MAPLE: Elevating Medical Reasoning from Statistical Consensus to Process-Led Alignment

TL;DR

This work proposes a novel and unified training paradigm that integrates medical process reward models with TTRL to bridge the gap between test-time scaling (TTS) and parametric model optimization and establishes that transitioning from stochastic heuristics to structured, step-wise rewards is essential for developing reliable and scalable medical AI systems.

Abstract

Recent advances in medical large language models have explored Test-Time Reinforcement Learning (TTRL) to enhance reasoning.
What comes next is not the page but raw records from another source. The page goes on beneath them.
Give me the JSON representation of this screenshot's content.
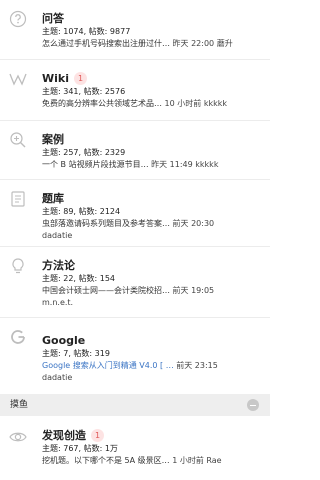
{
  "forums": [
    {
      "title": "问答",
      "stats": "主题: 1074, 帖数: 9877",
      "latest_title": "怎么通过手机号码搜索出注册过什…",
      "latest_time": "昨天 22:00",
      "latest_user": "蘑升",
      "icon": "question-circle-icon"
    },
    {
      "title": "Wiki",
      "badge": "1",
      "stats": "主题: 341, 帖数: 2576",
      "latest_title": "免费的高分辨率公共领域艺术品…",
      "latest_time": "10 小时前",
      "latest_user": "kkkkk",
      "icon": "wikipedia-w-icon"
    },
    {
      "title": "案例",
      "stats": "主题: 257, 帖数: 2329",
      "latest_title": "一个 B 站视频片段找源节目…",
      "latest_time": "昨天 11:49",
      "latest_user": "kkkkk",
      "icon": "magnifier-icon"
    },
    {
      "title": "题库",
      "stats": "主题: 89, 帖数: 2124",
      "latest_title": "虫部落邀请码系列题目及参考答案…",
      "latest_time": "前天 20:30",
      "user_line": "dadatie",
      "icon": "document-list-icon"
    },
    {
      "title": "方法论",
      "stats": "主题: 22, 帖数: 154",
      "latest_title": "中国会计硕士网——会计类院校招…",
      "latest_time": "前天 19:05",
      "user_line": "m.n.e.t.",
      "icon": "lightbulb-icon"
    },
    {
      "title": "Google",
      "stats": "主题: 7, 帖数: 319",
      "latest_title": "Google 搜索从入门到精通 V4.0 [ …",
      "latest_time": "前天 23:15",
      "user_line": "dadatie",
      "icon": "google-g-icon"
    }
  ],
  "section": {
    "label": "摸鱼"
  },
  "section_forums": [
    {
      "title": "发现创造",
      "badge": "1",
      "stats": "主题: 767, 帖数: 1万",
      "latest_title": "挖机题。以下哪个不是 5A 级景区…",
      "latest_time": "1 小时前",
      "latest_user": "Rae",
      "icon": "eye-icon"
    }
  ],
  "colors": {
    "badge_bg": "#fde3e3",
    "badge_text": "#e05a5a",
    "link_blue": "#3a74c4",
    "section_bg": "#eeeeee",
    "icon_gray": "#bdbdbd"
  }
}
However, standard TTRL often relies on majority voting (MV) as a heuristic supervision signal, which can be unreliable in complex medical scenarios where the most frequent reasoning path is not necessarily the clinically correct one. In this work, we propose a novel and unified training paradigm that integrates medical process reward models with TTRL to bridge the gap between test-time scaling (TTS) and parametric model optimization. Specifically, we advance the TTRL framework by replacing the conventional MV with a fine-grained, expert-aligned supervision paradigm using Med-RPM. This integration ensures that reinforcement learning is guided by medical correctness rather than mere consensus, effectively distilling search-based intelligence into the model's parametric memory. Extensive evaluations on four different benchmarks have demonstrated that our developed method consistently and significantly outperforms current TTRL and standalone PRM selection. Our findings establish that transitioning from stochastic heuristics to structured, step-wise rewards is essential for developing reliable and scalable medical AI systems
Paper Structure (11 sections, 9 equations, 3 figures, 2 tables)

This paper contains 11 sections, 9 equations, 3 figures, 2 tables.

Figures (3)

  • Figure 1: Overview of the MAPLE framework. Given a test question, the policy model generates $M$ candidate reasoning chains via multi-sample generation. Each chain is evaluated by a PRM, which assigns step-level scores $s_{i,j}$ to every intermediate reasoning step. The scored candidates are aggregated through a Self-Consistency with Reward Model reranking (SC+RM) mechanism to produce a pseudo label $\hat{y}$. Per-sampel rewards $R(y_i, \hat{y})$ are then computed by the candidate and pseudo label, and the resulting reward signals are used to update the policy model online via policy optimization.
  • Figure 2: Performance comparison across four medical QA benchmarks. Built on Llama3.1 (8B) as backbone, MAPLE consistently outperforms its base model and surpasses QwQ (32B) on DDXPlus and MMLU-Med despite being 4× smaller in model size. Italic green values indicate MAPLE's absolute accuracy gain over the Llama3.1 (MV) backbone.
  • Figure 3: Test-time scaling curves on MedMCQA under : MV, BoM, and SC+RM. MAPLE (red) consistently outperforms the Llama3.1-8B backbone (blue) across different rollout budgets M , with the shaded region highlighting the performance gap.